• Activity-dependent short-term depression of inhibitory synaptic currents in the hippocampus

      Whittington, Kevin C.; Alger, Bradley Eugene (2010)
      An understanding of the regulation of GABAergic synaptic inhibition is important because of its influence on neuronal excitability, synaptic plasticity, and disease processes in the central nervous system. Aberrant inhibition is believed to be the cause of pathophysiological processes, such as epilepsy and mood disorders (e.g. anxiety). I seek to determine what regulates inhibitory transmission at short time scales (milliseconds - minutes) in the hippocampus, the structure that provides a cognitive map of the physical environment and, in addition, is the locus of explicit memory formation. I use electrophysiological and pharmacological tools to study inhibitory transmission at certain interneuron-pyramidal neuron synapses in the CA1 field of the rat hippocampus.
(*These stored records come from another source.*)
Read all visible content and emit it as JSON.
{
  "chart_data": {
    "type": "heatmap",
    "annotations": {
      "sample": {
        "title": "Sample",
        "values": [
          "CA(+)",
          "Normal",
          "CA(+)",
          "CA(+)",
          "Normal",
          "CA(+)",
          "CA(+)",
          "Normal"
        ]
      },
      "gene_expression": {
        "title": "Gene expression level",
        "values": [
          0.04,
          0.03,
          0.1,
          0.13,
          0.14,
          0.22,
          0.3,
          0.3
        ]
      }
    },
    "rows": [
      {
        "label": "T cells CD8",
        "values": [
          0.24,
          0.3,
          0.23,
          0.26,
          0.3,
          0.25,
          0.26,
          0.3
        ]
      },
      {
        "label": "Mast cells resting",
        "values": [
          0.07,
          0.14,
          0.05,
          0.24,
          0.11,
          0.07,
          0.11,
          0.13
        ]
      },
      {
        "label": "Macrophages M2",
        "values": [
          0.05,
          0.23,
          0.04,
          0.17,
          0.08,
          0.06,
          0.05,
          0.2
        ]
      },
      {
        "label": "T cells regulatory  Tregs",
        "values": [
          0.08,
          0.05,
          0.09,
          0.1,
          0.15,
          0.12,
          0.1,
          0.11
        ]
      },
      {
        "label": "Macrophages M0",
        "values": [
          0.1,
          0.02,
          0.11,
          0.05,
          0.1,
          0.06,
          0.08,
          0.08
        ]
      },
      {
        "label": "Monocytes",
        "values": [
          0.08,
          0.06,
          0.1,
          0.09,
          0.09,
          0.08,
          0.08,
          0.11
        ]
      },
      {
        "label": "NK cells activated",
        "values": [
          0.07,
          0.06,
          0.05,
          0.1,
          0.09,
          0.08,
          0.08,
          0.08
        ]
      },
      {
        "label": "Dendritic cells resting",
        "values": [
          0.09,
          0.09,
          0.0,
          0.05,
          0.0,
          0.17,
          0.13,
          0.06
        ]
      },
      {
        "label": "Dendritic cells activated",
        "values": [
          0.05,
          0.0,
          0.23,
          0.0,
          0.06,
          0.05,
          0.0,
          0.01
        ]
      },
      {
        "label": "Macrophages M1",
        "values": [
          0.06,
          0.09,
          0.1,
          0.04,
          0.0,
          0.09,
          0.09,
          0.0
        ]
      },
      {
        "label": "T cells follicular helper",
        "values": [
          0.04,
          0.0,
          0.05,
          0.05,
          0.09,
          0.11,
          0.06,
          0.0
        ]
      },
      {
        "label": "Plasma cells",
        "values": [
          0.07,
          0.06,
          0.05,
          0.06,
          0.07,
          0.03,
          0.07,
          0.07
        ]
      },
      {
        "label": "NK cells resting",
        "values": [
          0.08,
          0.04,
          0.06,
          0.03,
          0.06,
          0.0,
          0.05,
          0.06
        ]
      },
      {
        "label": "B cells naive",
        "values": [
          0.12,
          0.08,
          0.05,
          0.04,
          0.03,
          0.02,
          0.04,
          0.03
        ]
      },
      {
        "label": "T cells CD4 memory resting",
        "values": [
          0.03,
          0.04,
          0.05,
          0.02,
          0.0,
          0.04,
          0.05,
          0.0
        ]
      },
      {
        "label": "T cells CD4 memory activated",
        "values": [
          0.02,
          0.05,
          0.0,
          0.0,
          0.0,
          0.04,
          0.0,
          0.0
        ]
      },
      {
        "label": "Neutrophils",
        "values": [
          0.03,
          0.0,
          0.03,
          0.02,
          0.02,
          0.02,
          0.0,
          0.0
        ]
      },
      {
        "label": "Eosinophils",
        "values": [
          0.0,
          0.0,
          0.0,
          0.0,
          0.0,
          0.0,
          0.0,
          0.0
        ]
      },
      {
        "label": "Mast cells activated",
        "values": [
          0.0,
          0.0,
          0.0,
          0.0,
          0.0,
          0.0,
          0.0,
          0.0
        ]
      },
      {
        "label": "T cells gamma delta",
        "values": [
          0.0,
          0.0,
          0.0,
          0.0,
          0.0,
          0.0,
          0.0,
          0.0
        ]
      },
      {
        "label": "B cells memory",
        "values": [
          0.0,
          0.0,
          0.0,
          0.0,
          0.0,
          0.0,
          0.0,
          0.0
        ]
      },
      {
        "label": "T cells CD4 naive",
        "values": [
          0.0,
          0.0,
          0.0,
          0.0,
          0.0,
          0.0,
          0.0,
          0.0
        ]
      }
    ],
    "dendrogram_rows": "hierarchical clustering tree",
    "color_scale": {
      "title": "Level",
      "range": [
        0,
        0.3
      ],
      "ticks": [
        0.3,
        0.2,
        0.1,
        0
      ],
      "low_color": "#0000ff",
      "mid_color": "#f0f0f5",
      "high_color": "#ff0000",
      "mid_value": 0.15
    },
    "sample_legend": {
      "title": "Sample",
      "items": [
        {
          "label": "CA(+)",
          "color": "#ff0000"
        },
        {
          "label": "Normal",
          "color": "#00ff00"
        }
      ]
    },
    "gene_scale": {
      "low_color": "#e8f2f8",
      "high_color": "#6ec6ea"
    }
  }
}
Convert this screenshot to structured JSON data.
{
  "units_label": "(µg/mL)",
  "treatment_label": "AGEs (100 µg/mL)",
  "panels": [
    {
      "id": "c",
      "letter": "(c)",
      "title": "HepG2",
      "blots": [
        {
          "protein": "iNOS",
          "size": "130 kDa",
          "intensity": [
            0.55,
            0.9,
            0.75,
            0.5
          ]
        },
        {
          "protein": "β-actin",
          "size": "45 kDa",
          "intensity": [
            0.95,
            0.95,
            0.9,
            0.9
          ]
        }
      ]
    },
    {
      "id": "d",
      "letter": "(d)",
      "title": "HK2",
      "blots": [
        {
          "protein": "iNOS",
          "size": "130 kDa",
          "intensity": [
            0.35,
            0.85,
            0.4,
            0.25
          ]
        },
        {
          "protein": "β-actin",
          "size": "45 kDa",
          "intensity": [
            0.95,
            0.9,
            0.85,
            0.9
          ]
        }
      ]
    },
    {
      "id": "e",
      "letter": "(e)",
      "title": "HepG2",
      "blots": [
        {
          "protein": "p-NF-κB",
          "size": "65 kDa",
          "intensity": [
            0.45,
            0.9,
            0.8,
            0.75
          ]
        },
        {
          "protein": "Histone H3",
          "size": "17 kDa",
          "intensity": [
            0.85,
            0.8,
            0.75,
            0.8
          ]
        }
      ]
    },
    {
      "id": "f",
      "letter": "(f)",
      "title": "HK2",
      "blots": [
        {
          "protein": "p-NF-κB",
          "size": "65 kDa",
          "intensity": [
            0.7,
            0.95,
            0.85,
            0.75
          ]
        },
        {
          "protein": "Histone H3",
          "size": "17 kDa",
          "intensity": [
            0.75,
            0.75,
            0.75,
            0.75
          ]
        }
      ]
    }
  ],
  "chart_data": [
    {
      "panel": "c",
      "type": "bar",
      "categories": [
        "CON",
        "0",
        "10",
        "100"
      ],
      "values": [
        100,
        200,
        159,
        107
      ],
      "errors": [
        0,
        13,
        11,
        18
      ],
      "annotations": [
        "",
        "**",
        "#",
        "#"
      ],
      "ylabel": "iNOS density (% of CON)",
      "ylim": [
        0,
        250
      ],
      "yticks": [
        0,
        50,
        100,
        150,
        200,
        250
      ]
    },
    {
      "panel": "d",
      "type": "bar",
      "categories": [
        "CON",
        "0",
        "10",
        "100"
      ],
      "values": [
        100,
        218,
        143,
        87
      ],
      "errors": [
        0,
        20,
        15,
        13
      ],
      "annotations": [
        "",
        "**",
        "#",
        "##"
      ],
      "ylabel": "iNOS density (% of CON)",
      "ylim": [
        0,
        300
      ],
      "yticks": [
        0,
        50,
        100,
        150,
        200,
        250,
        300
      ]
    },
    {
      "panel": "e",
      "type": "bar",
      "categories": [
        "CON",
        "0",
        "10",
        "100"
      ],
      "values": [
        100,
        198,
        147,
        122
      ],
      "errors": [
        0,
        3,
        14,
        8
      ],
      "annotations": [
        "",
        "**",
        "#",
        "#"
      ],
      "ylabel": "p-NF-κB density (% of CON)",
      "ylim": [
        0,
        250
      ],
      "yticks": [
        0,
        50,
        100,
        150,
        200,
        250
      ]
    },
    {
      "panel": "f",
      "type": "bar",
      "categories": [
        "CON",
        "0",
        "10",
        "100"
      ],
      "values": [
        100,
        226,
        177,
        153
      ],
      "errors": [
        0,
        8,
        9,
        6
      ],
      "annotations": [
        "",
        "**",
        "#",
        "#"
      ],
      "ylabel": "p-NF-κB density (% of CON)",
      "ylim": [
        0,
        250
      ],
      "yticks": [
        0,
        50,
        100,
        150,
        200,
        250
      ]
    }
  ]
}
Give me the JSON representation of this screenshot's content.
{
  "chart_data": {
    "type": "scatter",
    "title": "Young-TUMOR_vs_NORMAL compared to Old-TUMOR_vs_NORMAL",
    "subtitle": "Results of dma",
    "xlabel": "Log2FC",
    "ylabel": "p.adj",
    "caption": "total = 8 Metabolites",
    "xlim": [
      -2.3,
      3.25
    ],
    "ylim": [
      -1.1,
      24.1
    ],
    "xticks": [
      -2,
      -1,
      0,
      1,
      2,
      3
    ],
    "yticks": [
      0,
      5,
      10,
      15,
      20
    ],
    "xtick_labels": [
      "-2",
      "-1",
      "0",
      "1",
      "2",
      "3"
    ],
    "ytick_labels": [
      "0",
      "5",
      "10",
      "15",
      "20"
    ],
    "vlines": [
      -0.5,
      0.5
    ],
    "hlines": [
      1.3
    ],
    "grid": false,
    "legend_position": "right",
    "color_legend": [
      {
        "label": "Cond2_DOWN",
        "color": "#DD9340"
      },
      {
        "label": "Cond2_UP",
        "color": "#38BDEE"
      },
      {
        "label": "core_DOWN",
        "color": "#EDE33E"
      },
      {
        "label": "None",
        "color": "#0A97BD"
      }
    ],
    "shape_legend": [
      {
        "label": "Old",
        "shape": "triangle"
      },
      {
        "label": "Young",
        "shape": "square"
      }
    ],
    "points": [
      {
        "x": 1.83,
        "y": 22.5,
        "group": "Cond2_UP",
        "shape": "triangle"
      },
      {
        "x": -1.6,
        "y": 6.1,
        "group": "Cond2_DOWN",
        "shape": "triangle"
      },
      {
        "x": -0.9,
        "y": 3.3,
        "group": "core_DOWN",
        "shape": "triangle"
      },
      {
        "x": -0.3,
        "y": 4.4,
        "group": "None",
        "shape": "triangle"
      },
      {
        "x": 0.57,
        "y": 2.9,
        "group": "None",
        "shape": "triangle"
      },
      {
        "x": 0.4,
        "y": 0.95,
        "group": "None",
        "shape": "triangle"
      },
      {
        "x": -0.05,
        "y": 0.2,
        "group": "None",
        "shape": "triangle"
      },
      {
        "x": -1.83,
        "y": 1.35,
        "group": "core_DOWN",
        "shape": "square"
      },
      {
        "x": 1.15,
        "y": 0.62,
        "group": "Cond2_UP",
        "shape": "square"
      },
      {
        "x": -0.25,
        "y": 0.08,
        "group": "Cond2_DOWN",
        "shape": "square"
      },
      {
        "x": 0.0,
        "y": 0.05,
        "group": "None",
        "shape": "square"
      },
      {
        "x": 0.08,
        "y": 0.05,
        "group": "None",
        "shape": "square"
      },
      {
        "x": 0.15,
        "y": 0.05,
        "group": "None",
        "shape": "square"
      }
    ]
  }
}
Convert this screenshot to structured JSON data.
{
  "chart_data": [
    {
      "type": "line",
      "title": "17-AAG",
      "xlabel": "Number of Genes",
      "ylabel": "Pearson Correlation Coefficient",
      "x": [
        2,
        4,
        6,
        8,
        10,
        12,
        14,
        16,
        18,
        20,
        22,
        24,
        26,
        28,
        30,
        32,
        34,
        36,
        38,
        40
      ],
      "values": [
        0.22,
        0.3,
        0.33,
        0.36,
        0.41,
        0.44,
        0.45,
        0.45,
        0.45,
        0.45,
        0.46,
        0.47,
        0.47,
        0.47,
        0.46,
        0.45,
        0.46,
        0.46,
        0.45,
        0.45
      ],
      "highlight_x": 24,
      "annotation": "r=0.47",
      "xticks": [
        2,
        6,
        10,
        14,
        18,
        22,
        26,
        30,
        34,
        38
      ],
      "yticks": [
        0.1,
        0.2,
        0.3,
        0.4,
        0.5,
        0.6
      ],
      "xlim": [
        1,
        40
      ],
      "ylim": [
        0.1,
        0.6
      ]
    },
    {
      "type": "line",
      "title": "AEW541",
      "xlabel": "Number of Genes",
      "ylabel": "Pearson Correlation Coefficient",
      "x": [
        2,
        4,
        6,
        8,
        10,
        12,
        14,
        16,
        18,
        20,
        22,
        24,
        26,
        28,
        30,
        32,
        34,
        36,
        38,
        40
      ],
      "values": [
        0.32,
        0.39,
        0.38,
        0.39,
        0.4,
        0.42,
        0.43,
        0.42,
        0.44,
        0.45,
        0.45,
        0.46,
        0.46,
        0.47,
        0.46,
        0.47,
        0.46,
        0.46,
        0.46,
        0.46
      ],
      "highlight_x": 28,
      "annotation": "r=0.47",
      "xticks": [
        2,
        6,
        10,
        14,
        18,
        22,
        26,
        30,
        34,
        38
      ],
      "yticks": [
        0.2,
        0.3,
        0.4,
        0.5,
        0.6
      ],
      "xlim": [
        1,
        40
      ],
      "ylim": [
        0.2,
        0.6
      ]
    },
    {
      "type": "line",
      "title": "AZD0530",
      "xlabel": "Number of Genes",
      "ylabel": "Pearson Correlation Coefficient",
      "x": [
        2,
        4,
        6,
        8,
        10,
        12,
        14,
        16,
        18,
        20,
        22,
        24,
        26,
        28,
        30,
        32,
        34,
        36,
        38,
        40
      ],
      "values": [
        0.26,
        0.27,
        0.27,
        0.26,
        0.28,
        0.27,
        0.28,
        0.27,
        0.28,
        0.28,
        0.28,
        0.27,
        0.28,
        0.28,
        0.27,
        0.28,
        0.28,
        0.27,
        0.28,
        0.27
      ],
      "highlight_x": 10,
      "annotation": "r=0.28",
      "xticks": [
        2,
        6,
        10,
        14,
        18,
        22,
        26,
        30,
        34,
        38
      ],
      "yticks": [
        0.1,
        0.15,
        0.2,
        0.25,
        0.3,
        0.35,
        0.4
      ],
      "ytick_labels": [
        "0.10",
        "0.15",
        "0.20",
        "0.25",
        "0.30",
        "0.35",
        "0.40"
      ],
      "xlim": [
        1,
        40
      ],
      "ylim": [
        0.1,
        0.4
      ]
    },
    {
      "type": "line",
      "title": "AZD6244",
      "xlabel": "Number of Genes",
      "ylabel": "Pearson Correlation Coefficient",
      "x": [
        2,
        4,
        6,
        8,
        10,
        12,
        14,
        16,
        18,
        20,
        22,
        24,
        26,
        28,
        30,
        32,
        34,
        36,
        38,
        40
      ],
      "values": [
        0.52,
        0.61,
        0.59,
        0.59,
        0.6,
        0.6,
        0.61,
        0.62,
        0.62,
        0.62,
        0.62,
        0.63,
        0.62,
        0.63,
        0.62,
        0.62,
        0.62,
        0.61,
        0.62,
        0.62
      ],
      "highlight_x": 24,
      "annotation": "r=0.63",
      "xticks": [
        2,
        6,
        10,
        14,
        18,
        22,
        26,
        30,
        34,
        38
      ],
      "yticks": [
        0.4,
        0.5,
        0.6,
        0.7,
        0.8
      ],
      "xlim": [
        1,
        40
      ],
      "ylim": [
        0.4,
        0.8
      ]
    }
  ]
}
Certain interneurons, those that contain cholecystokinin, also express the presynaptic cannabinoid receptor (CB1) as well as the GABAB autoreceptor, both key mediators of presynaptic inhibition. Hippocampal interneurons can fire in rhythmic, brief bursts. However, the roles of endogenous cannabinoids (endocannabinoids; eCBs) and GABAB autoreceptors in regulating inhibitory postsynaptic currents (IPSCs) elicited by such bursts has not been described. The fundamental hypothesis is that certain features of the short-term depression induced by these bursts are mediated by eCBs and others by GABA acting on GABAB autoreceptors. I find that eCB-mediated depression of pyramidal cell IPSCs develops slowly (tau ~ 30 s). IPSC depression mediated by the GABAB autoreceptor occurs in parallel with the eCB-mediated depression, but it is restricted to the time domain of hundreds of milliseconds (tau ~ 100 ms). Interestingly, although CB1 and GABAB receptors are expressed on the same nerve terminals, have the same effector (the Gi/o G protein), and the same molecular targets (Ca2+ and K+ channels), they reduce inhibitory transmission via non-interacting and distinct mechanisms. I also discovered that eCBs are released from cells via a novel mechanism. I conclude that a new form of short-term depression mediated by eCBs is present at certain inhibitory synapses of the hippocampus, and may help understand the functions of hippocampal neuronal circuits.